O limfocytach T było dość głośno już niespełna rok temu, kiedy to naukowcy z Cardiff University w magazynie „Cell” opisali jeden z ich szczególnych rodzajów, który niezwykle skutecznie niszczył komórki nowotworowe. Pojawiały się one u osób, które zwalczały nowotwory, w końcowym ich stadium. Profesor Andy Sewell powiedział: „Nigdy nie wykrywaliśmy komórek tego typu u osób, u których choroba postępowała. Liczba pacjentów była niewielka, ale możliwe jest, że te multireceptorowe komórki T powodują całkowitą remisję choroby”. Okazało się, że były one zdolne rozpoznawać wiele różnych, specyficznych dla raka antygenów, w dodatku dotyczyło to wielu rodzajów nowotworu. Odkrycie to wymaga dalszych badań, ale stanowi krok w kierunku nowych sposobów immunoterapii raka. Ogólnie limfocyt T są stosowane w innych dziedzinach walki z rakiem już od 2017 r.
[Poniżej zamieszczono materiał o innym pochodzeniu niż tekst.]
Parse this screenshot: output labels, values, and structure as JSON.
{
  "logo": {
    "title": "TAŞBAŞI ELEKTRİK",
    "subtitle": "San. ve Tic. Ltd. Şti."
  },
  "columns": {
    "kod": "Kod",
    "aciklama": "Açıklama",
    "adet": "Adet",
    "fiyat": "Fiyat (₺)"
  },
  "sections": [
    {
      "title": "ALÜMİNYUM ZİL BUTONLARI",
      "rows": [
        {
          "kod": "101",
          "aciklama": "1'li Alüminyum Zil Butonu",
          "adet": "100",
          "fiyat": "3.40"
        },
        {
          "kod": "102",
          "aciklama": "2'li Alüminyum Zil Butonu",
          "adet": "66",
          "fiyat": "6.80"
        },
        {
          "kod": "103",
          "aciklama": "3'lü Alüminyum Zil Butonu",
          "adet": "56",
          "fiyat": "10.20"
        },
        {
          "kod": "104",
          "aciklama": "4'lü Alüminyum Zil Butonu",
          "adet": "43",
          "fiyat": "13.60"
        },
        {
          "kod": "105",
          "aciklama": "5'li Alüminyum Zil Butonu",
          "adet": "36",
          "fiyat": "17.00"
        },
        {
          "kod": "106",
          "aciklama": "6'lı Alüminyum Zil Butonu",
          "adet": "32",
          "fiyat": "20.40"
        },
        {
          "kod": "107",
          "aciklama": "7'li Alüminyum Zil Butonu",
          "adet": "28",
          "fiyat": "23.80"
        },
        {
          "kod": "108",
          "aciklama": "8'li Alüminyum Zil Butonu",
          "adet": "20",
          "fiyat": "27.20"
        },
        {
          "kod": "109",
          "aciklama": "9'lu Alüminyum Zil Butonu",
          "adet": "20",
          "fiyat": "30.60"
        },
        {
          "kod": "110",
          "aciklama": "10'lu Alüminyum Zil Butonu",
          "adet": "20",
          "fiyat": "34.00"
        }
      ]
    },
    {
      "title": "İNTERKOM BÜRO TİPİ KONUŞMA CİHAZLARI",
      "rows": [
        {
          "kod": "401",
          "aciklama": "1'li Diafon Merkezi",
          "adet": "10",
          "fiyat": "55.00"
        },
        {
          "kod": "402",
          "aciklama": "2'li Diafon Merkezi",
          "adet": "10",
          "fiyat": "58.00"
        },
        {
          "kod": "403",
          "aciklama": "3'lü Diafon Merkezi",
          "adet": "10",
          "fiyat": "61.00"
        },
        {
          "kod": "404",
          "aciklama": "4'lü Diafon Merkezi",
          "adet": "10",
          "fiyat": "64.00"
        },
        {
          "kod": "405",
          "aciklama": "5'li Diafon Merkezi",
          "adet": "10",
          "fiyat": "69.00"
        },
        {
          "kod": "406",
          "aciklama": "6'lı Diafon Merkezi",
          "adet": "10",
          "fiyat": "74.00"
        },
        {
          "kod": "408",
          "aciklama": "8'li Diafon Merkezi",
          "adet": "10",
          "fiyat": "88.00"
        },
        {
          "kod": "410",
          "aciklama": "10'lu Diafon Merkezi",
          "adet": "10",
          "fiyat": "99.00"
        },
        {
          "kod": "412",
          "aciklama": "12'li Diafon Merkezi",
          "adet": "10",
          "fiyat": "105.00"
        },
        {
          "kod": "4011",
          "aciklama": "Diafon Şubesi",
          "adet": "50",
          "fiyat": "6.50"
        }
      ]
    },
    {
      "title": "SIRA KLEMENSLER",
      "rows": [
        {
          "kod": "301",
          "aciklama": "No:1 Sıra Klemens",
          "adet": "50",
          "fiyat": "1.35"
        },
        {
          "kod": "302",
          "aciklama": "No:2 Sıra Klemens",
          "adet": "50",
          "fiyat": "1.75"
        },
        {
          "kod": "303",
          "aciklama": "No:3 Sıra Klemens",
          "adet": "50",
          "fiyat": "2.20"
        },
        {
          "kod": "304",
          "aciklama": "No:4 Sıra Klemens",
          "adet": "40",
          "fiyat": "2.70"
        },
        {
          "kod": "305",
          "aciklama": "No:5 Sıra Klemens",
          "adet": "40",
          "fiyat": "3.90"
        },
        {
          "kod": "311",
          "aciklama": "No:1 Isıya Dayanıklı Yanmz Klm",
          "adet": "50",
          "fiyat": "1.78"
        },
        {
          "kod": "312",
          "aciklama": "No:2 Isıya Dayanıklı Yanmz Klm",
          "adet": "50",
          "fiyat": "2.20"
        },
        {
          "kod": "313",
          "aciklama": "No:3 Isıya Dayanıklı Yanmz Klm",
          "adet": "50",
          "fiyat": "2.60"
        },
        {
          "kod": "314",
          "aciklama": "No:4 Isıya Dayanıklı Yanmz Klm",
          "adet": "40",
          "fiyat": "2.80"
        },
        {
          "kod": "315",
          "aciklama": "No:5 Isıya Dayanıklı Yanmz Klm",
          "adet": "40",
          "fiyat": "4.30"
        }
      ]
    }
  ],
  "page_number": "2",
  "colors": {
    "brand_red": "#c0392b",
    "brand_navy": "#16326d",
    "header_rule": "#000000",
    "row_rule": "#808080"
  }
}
Czytaj także: https://naturazdrowie.com/czy-jest-mozliwe-wynalezienie-eliksiru-mlodosci/
Po raz kolejny limfocyty T znalazły się w świetle reflektorów pod koniec stycznia tego roku, kiedy opublikowano wyniki badań w Laboratorium Cold Spring Harbor. Naukowcy znaleźli tam sposób na przeprogramowanie limfocytów T tak, by eliminowały pewien rodzaj komórki u myszy (póki co eksperymenty przeprowadzono na gryzoniach). Po jego wyeliminowaniu myszy przestały zapadać na różne choroby, które w dużej mierze związane są ze starzeniem – przykładem cukrzyca czy otyłość. Jedna dawka tak przeprogramowanych limfocytów T dała odporność na nie młodym myszom na całe ich życie (zaczęły się wolniej starzeć), zaś u starszych osobników cofnęła skutki owych chorób i poprawiła stan ogólny. Inaczej mówiąc, starsze myszy biologicznie odmłodniały. Zaczęły zdrowiej się odżywiać, więcej ruszać, poprawił się ich metabolizm, miały lepszą tolerancję glukozy.
Przeprogramowanie, o którym mowa, to tak naprawdę zestaw modyfikacji genetycznych. Po ich zastosowaniu limfocyty T atakują określone grupy komórek ogólnie związanych z procesami starzenia. Te ostatnie podejrzewane są przez naukowców za wywoływanie i rozwój chorób związanych z wiekiem. Same bowiem wraz z upływem czasu przestają się replikować, a zalegają w organizmie, z czasem wywołując różnego rodzaju stany zapalne. Znane są leki, które niektóre z takich komórek odpowiedzialnych za starzenie się usuwają, ale działają tylko jakiś czas i obciążając organizm, tymczasem przeprogramowane limfocyty T (nazwane roboczo limfocytami T CAR – to CAR od „chimeric antigen receptor”) nie wywołują skutków ubocznych i najprawdopodobniej mają nieograniczony czas działania, co wiąże się z długowiecznością limfocytów. Oczywiście ludzie żyją dłużej niż myszy (u gryzoni jedna dawka gwarantuje dożywotnie działanie), więc być może co kilka lat potrzebna byłaby „dawka przypominająca”. Mimo wszystko to i tak byłby niesamowity postęp – są choroby przewlekłe związane z wiekiem, na które trzeba brać leki regularnie, często kilka razy dziennie, a w przypadku limfocytów T CAR wystarczałaby jedna dawka na miesiące/lata! Jeśli się to potwierdzi, będzie można limfocyty T nazywać „eliksirem młodości” i nie będzie to określenie na wyrost.